*Big sigh* I really don't want to, but it is becoming clear that I have to go back to work. It has been a full year since I quit my job to be a SAHM, and while I can't say its been all sunshine and roses, I've really enjoyed being at home with Katie. I also have to be honest and say that for me it really is a lot less stressful and I do have way more free time working in the home at being a mom than I did when I worked a full time job. I know for a lot of moms working as a SAHM is more work because they have more kids, or just hold themselves to a higher standard and do more. For me though it has mostly been watching Alex and Katie play, playing with them, and light housework. So of course I don't want to give it up.
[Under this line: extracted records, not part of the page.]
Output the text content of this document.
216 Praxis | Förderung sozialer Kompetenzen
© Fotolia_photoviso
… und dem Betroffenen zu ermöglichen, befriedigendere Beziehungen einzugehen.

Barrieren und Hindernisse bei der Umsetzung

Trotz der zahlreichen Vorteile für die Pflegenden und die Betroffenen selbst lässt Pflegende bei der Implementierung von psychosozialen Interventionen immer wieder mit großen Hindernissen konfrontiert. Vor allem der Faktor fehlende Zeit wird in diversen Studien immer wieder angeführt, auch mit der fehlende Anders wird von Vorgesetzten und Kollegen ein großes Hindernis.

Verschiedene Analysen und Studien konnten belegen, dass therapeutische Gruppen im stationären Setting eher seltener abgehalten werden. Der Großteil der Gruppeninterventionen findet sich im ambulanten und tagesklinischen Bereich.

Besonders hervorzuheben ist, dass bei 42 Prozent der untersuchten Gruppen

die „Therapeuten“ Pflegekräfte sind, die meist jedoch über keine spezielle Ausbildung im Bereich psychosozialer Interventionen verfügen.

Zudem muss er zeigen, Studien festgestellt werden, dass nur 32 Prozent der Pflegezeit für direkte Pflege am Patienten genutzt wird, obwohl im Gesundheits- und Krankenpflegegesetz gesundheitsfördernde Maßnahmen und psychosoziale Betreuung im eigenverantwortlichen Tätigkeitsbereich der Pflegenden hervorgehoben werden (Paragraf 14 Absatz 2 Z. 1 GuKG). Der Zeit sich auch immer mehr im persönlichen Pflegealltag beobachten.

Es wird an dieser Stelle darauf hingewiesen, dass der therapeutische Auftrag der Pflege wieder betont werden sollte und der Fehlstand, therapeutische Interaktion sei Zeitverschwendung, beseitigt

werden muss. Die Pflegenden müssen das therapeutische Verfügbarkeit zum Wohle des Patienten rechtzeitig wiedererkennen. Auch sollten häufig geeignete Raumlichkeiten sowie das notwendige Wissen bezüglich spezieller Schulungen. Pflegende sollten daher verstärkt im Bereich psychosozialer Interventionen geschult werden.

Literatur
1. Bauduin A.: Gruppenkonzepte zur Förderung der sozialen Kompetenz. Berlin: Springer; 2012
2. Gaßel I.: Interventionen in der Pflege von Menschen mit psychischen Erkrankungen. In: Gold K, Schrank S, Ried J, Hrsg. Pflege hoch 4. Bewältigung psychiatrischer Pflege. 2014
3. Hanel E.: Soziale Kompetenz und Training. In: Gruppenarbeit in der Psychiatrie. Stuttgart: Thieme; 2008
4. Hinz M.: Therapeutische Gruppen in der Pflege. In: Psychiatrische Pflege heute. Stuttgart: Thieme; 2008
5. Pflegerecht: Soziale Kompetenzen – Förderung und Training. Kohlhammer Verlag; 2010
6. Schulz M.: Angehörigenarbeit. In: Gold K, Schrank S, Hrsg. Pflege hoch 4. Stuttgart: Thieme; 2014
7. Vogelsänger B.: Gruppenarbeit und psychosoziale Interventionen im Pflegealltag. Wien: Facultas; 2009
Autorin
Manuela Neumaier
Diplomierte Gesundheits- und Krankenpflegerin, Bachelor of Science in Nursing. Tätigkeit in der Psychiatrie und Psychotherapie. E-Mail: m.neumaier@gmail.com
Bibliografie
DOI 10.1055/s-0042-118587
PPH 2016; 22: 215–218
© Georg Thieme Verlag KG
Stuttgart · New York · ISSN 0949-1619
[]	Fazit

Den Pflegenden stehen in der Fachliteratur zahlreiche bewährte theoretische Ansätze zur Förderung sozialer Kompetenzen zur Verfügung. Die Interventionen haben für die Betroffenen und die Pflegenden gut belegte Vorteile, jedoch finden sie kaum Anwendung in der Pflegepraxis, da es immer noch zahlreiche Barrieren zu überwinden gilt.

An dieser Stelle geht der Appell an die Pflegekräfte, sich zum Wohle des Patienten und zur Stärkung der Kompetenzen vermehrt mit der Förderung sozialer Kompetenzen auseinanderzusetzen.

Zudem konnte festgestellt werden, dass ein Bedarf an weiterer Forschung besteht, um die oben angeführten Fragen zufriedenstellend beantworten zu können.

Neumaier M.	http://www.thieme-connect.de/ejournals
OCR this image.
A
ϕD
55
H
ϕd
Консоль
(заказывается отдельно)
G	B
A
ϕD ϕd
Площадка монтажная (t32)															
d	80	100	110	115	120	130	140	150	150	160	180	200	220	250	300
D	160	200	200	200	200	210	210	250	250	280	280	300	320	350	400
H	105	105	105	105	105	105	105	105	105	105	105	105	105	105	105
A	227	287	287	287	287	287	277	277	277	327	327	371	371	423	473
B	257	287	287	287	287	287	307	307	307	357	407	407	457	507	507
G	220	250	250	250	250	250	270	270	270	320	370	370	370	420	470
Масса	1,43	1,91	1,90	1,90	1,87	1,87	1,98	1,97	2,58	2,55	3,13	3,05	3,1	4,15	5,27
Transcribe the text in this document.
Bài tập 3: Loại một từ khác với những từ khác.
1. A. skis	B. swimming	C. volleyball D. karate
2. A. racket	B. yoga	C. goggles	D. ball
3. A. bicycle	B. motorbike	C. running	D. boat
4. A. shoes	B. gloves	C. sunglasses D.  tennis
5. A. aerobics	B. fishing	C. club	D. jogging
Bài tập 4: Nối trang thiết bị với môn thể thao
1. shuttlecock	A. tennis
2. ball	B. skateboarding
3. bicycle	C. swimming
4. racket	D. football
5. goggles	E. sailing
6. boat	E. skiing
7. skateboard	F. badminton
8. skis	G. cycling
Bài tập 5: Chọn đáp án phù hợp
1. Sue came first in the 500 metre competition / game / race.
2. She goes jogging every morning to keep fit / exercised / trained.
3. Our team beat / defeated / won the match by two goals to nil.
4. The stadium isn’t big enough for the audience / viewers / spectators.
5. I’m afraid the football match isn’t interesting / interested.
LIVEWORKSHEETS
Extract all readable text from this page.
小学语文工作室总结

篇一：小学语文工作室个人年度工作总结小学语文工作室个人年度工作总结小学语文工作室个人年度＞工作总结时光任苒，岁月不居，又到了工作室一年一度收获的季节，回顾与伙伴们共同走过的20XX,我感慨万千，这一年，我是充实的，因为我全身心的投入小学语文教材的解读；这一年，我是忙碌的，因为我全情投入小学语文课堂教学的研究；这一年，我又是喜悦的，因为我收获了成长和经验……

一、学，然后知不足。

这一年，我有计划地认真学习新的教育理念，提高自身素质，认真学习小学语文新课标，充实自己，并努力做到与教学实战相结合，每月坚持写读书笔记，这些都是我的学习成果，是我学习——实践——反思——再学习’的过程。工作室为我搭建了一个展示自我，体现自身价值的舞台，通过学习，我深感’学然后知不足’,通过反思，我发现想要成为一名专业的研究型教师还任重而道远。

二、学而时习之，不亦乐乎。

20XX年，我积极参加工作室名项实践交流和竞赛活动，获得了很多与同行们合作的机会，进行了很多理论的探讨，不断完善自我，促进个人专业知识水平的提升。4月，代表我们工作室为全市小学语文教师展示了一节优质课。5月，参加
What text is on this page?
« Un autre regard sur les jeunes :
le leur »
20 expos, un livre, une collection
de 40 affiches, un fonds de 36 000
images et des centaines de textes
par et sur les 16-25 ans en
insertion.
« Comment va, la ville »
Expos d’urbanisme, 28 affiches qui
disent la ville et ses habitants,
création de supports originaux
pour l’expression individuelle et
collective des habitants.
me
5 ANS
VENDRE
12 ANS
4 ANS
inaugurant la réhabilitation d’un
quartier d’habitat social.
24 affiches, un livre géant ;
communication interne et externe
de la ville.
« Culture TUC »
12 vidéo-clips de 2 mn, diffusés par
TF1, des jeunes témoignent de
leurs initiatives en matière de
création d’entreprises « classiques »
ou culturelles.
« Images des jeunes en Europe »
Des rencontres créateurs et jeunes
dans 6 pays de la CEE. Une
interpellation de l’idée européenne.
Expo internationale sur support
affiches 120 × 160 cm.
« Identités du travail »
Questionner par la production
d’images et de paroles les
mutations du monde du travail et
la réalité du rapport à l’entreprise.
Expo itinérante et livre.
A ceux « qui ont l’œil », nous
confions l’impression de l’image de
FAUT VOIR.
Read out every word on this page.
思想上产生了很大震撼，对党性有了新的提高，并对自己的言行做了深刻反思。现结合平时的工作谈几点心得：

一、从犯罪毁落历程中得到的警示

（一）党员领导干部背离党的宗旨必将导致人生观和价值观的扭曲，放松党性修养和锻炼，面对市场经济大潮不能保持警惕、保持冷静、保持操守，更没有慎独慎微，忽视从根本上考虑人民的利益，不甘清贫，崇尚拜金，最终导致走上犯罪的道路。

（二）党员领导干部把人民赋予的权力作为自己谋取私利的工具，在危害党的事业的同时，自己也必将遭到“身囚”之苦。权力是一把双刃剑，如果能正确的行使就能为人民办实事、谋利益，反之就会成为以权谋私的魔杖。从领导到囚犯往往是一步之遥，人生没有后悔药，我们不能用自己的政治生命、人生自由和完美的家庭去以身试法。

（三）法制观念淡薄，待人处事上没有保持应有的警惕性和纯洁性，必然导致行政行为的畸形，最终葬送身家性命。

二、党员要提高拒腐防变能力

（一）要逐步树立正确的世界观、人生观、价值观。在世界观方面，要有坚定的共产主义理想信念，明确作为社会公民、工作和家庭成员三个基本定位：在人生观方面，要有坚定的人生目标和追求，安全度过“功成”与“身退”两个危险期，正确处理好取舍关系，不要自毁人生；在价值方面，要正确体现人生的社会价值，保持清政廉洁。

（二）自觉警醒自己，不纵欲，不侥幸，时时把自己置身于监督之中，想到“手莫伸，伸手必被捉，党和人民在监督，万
Sean is just not making enough money on his own though to support the family. It isn't because he isn't working hard or doesn't want to - it just isn't happening. His old job didn't pay enough, but we got by on first our savings and then our tax return all the while cutting corners on luxuries and even some needs. Sean changed jobs in the hopes that he would make more money and I wouldn't have to go back to work. Because he is a therapist working for an agency, he has to wait for the insurance to pay claims on his patients before he gets any money, so we went 3 months without any paycheck at all. Now that some money is coming in, it isn't even as much as what he was making at the old job. He has been working his but off to get enough clients to support us, but people keep canceling or worse not showing up at all. He seems to be gone all the time trying to be around the office more to get more clients but it is just not happening. It is really taking a toll on him and I want to be supportive, but I'm so anxious about there not being any money. We are currently making ends meet by borrowing on our home equity loan, but obviously that cannot be a long term solution.
Soooo I've been hunting through the want ads applying for at least one good possibility every day. I just can't get motivated to do more - I don't want to go back to work, but at least there would be enough money and it would take a lot of pressure off DH, who is so stressed right now. I'm also terrified that having been out of work for a year, no one will want to hire me. I could always work in retail or food service, or what have you and I would if Katie was already in school. I can't now cause it would cost as much to send her to a reputable day care as I would be making. My field (technical writing) just doesn't happen to be hopping in the greater Milwaukee area right now.
Anyway, keep your fingers crossed for me that I find something soon.